Read the jury determination and conclusion pdf available online, including:

"Did V53 honestly believe or may he honestly have believed, even if that belief is mistaken, that at the time he fired the fatal shot, that he needed to use force to defend himself or another;"

Ralph Musgrave said...

DBC Reed,

Contrary to your suggestion, there is no contradiction. That is, the fact that Duggan was no holding a gun does not prove the relevant policeman was not justified in shooting him. The CRUCIAL question is whether the policeman had reasonable grounds for thinking Duggan was still holding a weapon.

Moreover, if a policeman had inadvertently killed a member of the great train robber gang (who were all white) that wouldn’t have been right, but half the country (me included) would have opened a bottle of champagne. Plus there certainly wouldn’t have been any riots. But as soon as the police kill a coloured gangster, everyone is up in arms. A bit of inverted racism there, I think.

Anonymous said...

There's rather more to this than "inverted racism".

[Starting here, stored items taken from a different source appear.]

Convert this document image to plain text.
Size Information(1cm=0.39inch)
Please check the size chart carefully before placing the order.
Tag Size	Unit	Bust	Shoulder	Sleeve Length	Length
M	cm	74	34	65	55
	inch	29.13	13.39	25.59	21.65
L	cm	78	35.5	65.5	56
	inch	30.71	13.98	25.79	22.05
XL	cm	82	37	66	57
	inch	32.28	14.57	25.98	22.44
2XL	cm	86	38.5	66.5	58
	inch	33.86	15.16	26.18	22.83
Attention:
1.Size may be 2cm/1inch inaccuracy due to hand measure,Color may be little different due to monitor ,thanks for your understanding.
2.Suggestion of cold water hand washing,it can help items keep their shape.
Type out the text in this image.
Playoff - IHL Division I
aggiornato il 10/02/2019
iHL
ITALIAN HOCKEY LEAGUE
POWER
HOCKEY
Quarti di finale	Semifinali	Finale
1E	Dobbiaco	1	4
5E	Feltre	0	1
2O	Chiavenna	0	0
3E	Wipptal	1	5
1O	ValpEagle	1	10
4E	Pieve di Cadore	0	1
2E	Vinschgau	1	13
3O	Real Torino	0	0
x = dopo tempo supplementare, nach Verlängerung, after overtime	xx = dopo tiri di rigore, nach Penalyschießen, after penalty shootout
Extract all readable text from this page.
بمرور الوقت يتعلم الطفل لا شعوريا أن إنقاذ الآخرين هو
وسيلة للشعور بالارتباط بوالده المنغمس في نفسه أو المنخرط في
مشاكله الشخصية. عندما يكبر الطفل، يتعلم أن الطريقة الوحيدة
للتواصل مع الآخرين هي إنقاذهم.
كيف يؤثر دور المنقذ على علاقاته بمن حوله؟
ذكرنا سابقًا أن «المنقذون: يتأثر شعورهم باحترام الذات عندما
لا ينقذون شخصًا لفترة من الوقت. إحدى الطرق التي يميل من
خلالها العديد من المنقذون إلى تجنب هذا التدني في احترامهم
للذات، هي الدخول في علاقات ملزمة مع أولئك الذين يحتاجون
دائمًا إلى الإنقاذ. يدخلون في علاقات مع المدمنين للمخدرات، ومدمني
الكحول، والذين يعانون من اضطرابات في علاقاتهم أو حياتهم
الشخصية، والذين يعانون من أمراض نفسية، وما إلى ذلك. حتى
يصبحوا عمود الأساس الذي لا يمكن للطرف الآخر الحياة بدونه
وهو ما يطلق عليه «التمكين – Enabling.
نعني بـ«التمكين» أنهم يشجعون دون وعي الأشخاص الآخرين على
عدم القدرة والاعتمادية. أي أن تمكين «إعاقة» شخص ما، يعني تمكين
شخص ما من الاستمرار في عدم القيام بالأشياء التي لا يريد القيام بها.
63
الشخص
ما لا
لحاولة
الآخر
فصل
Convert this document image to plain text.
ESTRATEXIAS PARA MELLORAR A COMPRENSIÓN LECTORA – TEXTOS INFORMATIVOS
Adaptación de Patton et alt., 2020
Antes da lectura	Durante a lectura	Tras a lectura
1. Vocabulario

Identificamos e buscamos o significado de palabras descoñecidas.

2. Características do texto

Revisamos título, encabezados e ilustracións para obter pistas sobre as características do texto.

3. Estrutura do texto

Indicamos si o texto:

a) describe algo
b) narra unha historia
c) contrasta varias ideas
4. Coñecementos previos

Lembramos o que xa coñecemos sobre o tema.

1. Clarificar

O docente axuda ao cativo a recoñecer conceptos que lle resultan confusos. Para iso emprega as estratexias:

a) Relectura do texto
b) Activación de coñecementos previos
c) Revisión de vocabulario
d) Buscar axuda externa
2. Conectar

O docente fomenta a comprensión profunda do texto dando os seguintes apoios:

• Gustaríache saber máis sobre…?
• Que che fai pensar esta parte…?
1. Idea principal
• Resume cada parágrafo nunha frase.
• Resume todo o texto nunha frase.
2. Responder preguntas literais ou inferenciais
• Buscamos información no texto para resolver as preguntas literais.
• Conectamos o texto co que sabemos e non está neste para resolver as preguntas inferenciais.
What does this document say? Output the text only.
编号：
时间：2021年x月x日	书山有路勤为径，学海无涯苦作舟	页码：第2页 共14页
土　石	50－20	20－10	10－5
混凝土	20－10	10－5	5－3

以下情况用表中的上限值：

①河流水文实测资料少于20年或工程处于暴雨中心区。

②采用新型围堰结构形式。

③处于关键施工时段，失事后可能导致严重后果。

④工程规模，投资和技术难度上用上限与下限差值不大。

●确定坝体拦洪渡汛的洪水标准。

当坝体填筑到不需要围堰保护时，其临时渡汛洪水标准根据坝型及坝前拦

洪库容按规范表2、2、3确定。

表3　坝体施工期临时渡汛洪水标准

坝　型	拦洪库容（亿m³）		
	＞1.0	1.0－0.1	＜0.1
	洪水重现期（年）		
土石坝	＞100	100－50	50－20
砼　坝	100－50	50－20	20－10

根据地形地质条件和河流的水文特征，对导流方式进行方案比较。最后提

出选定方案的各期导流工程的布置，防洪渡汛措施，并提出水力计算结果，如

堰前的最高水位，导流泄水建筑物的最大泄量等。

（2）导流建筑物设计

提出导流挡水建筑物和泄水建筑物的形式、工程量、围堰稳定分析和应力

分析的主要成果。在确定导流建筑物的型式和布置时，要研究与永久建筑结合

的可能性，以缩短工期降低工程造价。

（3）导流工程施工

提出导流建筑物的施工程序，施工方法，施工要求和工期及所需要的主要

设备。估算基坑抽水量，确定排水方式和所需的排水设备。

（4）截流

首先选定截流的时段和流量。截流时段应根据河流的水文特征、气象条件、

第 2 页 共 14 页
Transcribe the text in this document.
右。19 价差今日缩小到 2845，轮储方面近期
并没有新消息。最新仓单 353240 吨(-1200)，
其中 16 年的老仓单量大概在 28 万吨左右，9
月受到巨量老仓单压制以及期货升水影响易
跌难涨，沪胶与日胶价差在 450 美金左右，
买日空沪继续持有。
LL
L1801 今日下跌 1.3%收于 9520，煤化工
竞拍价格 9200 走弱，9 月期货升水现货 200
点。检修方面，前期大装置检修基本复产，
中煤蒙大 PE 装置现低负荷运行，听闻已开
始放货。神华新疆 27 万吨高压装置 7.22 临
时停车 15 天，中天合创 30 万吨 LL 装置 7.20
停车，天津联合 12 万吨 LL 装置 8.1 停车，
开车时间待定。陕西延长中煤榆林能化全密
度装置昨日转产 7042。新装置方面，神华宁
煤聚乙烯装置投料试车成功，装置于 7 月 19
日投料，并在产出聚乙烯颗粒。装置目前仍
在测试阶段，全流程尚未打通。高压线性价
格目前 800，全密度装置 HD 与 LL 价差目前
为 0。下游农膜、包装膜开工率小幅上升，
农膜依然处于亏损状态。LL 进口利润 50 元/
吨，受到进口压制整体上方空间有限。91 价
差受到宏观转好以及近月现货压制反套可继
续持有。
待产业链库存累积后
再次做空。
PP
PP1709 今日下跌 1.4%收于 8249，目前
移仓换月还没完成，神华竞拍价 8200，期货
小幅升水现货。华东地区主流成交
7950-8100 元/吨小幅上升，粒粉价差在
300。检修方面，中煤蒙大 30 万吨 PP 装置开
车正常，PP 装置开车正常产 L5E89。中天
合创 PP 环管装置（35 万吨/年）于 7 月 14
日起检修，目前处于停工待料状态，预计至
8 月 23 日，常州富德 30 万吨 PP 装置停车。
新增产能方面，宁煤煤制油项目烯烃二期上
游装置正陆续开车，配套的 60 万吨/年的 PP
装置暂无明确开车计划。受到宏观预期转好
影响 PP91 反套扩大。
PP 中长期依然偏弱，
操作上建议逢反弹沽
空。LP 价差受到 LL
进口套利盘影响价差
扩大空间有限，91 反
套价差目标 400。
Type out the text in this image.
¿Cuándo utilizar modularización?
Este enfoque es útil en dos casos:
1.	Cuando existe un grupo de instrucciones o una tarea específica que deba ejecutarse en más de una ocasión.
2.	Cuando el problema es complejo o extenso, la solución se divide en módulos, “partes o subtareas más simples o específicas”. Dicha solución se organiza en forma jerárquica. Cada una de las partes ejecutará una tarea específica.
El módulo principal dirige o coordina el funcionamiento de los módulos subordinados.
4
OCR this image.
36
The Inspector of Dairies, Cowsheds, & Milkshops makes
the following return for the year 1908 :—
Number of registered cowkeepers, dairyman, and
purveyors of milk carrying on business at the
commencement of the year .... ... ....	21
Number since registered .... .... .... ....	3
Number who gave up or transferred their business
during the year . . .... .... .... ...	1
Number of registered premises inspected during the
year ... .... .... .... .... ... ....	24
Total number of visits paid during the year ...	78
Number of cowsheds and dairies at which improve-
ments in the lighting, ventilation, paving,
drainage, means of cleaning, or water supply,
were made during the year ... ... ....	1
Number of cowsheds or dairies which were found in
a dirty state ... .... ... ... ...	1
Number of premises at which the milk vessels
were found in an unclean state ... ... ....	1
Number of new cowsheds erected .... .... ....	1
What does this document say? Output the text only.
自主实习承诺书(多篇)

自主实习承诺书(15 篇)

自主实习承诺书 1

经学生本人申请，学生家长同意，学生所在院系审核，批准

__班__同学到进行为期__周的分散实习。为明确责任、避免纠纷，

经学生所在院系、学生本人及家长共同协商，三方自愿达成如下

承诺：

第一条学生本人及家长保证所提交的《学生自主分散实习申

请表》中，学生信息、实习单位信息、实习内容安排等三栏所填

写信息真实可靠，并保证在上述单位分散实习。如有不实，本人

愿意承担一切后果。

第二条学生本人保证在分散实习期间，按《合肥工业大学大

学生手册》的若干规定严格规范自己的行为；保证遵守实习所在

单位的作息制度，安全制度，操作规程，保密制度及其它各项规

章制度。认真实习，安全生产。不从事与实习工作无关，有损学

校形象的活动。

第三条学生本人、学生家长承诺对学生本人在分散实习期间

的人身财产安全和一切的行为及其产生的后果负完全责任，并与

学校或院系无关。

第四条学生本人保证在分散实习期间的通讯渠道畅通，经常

The police and IPCC, as per usual, handled this very poorly. Telling the media that Duggan fired his gun was a huge mistake - foundation of distrust right there. The inquest's independent witnesses don't corroborate the Met's version of events. No-one but the shooter saw the gun in Duggan's hand. No-one saw it fly through the air from the taxi to where it was found. And so on.

Met firearms officers are not trigger-happy - the stats do not bear this out. But when something goes wrong - an innocent being killed, or an unarmed criminal being killed - boy does it go wrong. False narratives, anonymous smears, inquiries and inquests that take an extraordinary period of time to be completed... people should not be surprised there is distrust and anger.

Bayard said...

UKL, one of the problems as I see it is that as soon as any public body admits it has made a mistake, people pile in with huge compensation claims, egged on by ambulance-chasing lawyers. So the temptation is always to admit nothing, even if this is a lie.

Anonymous said...

Bayard, I strongly doubt the first thing on their minds is saving the taxpayer some money.